After it became obvious that he, like 99% of politicians, was subservient to the powerful special interest groups that plague American politics, and after watching his Secretary of State prance through foreign capitals pontificating the new Ob-illary doctrine and selling arms to tyrannical thugs across the globe, I became convinced that he was answering the same 3:00 a.m. phone call that Hillary referred to during her campaign. How much better would it have been for the cause of democracy had Kaddafi (even though he never accorded his people the same privilege) been tried in a civilized manner, found guilty, and made to account for his dastardly deeds in a civilized manner, even though, I might add, he did not deserve such?  On an official visit to a Central Asian capital to promote this new Ob-illary doctrine  and striding like a conquering Roman Pro Consul shortly after Kaddafi’s brutal death, Hillary Clinton uttered the following: “We came, We saw, He died.”  Or, as George Bush put it: “Mission accomplished.”

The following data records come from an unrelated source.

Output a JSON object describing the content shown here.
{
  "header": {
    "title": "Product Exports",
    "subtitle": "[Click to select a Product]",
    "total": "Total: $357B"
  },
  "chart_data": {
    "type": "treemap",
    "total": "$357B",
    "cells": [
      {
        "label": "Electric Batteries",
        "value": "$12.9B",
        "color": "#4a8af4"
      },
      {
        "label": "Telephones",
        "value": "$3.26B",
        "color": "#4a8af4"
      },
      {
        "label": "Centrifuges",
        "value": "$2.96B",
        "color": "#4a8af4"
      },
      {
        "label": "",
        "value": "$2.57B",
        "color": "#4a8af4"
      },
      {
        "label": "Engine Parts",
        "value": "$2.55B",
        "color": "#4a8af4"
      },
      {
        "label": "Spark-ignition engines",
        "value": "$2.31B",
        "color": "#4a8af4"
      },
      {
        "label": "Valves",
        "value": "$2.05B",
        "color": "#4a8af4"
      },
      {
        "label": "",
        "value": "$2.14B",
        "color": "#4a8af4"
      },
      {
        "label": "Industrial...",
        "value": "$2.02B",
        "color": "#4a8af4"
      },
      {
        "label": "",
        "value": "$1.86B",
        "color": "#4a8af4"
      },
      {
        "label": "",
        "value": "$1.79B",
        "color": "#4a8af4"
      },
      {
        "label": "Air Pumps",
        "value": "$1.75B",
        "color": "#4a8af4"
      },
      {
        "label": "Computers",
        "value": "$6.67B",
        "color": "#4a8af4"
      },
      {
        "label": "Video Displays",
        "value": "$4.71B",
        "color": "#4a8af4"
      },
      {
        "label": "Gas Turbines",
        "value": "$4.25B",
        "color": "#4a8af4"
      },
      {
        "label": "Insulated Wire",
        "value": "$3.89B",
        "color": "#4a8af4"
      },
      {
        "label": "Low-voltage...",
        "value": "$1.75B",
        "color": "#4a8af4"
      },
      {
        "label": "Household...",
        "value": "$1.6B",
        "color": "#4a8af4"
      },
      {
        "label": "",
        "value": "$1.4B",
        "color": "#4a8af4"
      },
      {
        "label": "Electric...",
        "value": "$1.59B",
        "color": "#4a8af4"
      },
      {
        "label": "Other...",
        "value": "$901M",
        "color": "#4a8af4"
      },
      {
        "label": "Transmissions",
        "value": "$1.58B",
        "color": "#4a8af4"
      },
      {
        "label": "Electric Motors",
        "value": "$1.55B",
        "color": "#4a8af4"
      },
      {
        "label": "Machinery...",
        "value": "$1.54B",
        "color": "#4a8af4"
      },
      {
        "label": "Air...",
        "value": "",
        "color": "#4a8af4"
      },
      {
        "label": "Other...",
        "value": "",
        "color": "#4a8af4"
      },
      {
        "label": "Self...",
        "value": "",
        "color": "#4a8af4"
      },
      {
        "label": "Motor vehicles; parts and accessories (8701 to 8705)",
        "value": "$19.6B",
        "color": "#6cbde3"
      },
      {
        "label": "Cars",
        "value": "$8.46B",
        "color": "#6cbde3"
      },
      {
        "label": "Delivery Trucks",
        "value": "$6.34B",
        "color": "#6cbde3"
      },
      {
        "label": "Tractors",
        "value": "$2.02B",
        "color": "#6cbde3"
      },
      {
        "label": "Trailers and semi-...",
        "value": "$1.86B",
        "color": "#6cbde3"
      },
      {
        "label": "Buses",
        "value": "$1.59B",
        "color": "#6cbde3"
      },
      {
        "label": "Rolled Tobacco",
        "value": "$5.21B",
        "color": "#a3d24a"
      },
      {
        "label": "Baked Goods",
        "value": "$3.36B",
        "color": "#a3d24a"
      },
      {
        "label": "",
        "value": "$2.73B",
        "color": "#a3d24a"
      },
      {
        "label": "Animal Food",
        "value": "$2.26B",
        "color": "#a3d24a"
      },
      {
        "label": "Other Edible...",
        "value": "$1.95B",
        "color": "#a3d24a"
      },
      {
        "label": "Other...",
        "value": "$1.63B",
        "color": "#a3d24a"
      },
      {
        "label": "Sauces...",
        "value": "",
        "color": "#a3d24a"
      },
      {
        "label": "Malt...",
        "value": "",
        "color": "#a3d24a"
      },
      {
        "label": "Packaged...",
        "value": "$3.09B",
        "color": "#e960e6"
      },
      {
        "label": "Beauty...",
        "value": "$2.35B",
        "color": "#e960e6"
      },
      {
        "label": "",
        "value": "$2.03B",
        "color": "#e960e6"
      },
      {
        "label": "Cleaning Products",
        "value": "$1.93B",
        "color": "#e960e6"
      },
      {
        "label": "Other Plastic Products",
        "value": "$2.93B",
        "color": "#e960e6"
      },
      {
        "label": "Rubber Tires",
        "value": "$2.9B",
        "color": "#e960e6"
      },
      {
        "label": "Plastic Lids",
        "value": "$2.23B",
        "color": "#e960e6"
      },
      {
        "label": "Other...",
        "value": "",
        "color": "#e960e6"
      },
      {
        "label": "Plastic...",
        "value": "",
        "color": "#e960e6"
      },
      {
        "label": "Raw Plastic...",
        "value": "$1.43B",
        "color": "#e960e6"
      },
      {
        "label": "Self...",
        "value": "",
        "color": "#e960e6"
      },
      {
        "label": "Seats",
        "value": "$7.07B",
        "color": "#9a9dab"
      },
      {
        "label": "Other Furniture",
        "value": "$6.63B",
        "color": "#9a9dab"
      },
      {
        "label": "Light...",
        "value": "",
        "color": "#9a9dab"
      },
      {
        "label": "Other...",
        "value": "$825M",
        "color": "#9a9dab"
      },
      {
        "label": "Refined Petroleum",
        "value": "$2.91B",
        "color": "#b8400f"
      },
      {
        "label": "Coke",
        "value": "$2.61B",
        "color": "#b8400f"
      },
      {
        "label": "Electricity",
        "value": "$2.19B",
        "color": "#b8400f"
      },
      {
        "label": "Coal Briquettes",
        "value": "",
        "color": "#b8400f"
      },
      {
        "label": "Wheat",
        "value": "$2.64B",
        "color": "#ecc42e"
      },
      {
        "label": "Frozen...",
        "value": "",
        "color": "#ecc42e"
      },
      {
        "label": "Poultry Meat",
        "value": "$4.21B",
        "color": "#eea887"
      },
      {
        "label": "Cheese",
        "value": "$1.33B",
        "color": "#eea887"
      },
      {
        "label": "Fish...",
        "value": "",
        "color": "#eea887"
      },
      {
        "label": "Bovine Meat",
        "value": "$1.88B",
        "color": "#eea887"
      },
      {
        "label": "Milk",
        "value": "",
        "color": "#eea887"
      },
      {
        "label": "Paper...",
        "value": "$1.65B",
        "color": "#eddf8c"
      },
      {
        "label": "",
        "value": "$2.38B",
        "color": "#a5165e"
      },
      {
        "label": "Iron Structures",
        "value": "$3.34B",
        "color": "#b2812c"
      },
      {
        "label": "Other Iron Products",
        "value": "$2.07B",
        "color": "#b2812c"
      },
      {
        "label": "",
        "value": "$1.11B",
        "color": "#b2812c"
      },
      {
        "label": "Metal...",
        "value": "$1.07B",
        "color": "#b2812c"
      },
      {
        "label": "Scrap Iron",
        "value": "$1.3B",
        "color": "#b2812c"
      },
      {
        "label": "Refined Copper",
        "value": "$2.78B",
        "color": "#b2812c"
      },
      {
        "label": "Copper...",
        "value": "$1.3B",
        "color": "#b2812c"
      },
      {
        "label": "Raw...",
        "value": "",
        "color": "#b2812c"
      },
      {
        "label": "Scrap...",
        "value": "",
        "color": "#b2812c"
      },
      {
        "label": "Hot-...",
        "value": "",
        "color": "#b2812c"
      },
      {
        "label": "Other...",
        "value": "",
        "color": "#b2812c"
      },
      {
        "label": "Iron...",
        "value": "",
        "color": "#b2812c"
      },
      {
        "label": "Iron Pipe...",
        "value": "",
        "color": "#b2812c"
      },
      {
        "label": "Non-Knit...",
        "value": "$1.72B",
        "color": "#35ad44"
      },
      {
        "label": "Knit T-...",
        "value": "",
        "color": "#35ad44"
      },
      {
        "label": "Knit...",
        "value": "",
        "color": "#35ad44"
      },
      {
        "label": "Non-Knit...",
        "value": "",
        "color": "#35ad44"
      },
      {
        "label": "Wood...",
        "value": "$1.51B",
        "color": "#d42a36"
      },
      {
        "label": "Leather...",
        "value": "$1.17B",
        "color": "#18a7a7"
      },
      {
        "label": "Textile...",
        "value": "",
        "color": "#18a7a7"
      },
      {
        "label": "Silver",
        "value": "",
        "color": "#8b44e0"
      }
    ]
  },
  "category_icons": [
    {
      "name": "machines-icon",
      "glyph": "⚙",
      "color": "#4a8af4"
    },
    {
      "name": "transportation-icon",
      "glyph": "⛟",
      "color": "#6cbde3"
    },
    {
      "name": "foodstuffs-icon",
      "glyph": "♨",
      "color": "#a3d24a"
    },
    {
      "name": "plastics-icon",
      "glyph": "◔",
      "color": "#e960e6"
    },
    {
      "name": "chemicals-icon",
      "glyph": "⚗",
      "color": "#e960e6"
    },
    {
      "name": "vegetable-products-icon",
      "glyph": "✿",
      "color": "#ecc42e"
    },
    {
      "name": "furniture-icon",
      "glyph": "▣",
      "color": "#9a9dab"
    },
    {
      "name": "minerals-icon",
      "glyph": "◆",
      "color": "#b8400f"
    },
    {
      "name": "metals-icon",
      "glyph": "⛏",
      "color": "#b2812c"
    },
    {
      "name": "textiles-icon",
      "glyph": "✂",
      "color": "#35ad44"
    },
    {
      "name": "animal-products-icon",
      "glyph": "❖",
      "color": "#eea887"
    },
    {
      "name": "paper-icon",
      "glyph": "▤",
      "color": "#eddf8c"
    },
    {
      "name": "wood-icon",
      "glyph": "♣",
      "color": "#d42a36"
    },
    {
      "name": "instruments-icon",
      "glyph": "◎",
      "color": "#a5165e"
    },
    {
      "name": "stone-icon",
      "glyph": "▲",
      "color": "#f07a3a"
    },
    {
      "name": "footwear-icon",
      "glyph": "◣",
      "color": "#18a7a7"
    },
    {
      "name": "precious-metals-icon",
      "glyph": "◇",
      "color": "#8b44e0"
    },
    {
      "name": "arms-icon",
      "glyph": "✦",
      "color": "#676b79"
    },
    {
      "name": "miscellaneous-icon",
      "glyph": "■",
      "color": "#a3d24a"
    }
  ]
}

Mission accomplished? Not yet. Syria, Hezbollah, Hamas, and Iran are in the Ob-illary crosshairs,  and, lest he forget, only last week Miss Hillary  lectured newly elected Egyptian President Morsi about his obligations to prostrate Egypt to Israel, Ob-illary and Congress’ darling par excellence.

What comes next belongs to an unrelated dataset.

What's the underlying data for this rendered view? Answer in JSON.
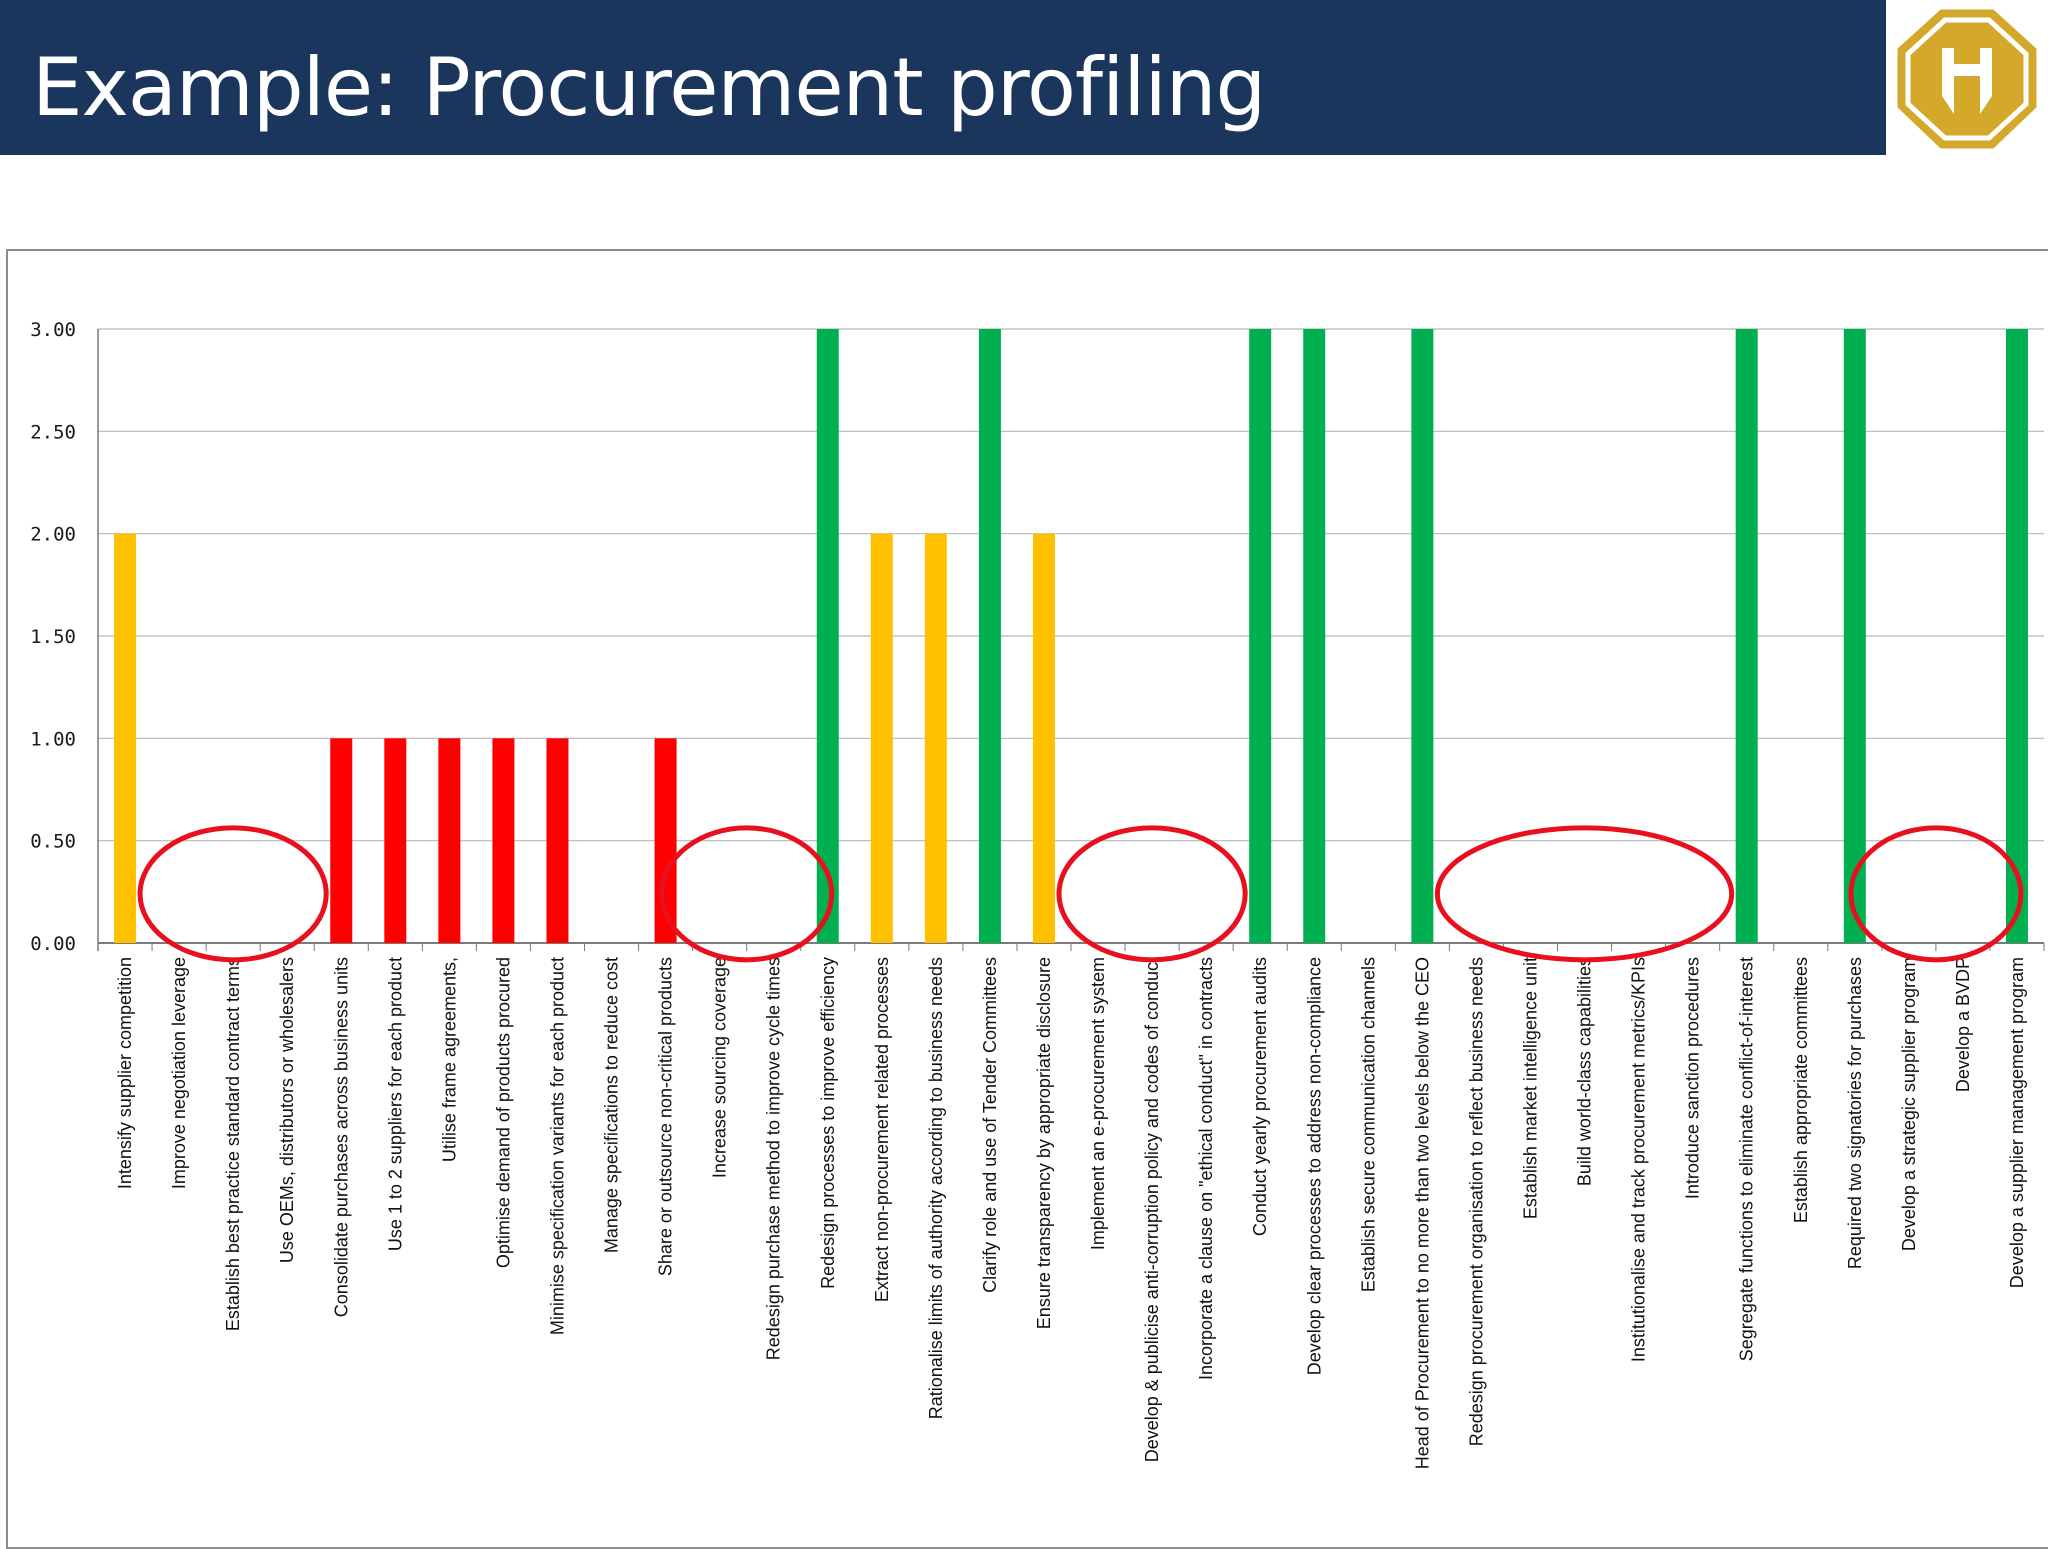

Imagine how much better this world would be had the US government built a Home Depot-style warehouse in Jordan that exhibited the following: water pumps, drip irrigation technology, fertilizers, seeds of every sort, including fruit, shade, and forest reclamation seedlings that are climate-appropriate, garden and yard tools, soil testing kits, earth tilling machinery, tractors and harvesting implements for every type of soil and terrain, and fertilizers. And imagine if agricultural experts handed out brochures and digital equipment loaded with information on all aspects of agricultural and horticulture.  Best of all, imagine if American farmers and  agri college majors manned the various stations with hands-on projects and worked in tandem with citizens representing the hundreds of millions  Asian, African, and Latin American decent citizens of this world to empower them and sell them tools of hope instead of tools of death. They, more than the citizens of the West, aspire and dream of change in which they could believe.

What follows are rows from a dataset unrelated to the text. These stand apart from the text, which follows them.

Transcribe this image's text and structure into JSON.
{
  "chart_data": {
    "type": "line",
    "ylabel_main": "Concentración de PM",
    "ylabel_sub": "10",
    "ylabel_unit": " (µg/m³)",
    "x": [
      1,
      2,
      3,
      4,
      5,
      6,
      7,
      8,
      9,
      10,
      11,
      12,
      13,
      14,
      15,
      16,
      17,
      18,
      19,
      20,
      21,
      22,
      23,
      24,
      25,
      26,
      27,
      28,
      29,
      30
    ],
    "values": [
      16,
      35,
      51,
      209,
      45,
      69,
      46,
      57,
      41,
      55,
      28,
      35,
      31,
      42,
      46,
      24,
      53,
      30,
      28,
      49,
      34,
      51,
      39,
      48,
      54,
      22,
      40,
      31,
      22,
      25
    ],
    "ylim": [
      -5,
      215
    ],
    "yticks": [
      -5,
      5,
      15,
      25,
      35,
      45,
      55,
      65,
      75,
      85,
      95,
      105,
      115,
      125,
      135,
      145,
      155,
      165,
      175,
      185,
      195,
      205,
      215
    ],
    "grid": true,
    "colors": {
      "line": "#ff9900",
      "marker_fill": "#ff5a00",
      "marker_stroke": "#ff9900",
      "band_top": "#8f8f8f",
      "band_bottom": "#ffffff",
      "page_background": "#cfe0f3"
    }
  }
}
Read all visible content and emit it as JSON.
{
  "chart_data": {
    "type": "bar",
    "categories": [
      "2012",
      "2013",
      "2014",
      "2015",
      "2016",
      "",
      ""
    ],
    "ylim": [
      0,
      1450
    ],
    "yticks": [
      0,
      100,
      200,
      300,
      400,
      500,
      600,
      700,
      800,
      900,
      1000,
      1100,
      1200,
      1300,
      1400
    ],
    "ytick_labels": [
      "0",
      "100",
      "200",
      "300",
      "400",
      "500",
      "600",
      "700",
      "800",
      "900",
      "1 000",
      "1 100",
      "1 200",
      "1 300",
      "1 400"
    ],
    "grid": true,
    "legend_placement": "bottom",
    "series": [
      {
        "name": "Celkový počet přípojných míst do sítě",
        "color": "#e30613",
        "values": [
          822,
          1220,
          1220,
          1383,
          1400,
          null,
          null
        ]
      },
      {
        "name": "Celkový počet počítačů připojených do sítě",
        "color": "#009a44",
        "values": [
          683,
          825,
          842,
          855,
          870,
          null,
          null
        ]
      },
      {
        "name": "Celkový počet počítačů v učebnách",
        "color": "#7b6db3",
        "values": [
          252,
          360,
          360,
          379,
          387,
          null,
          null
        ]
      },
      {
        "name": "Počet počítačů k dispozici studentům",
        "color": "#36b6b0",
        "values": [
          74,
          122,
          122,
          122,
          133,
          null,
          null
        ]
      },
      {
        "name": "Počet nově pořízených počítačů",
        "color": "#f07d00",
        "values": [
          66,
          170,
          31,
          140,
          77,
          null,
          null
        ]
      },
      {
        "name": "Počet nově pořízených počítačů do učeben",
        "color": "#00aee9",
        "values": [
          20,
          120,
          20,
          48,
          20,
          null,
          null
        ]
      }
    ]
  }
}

For some twenty years I handed small packets of Bradley Tomato seeds to my foreign students in an end of the semester ritual and requested that upon their return to their native lands they plant these seeds.  And for some 40 years now I have been sending seeds of the same brand of tomato (Bradley Tomato), first developed in Bradley County, Arkansas, to friends and acquaintances across the US and the globe. I merely use this simple gesture of good will as a metaphor; given the proper nurturing, diplomacy is like a seed. The harvest of my efforts has evolved into lifelong friendships.

Just imagine what this world be like if Hillary took some of the Arkansas bred Bradley Tomato seeds and the proper implements and chemicals on her sundry trips abroad instead of the Bradley tanks.

Just imagine. This would be a change  in which all humanity could believe.

Raouf J. Halaby, a naturalized US citizen,  is a Palestinian from Jerusalem. He is a Professor of English and Art at a private liberal arts university in Arkansas.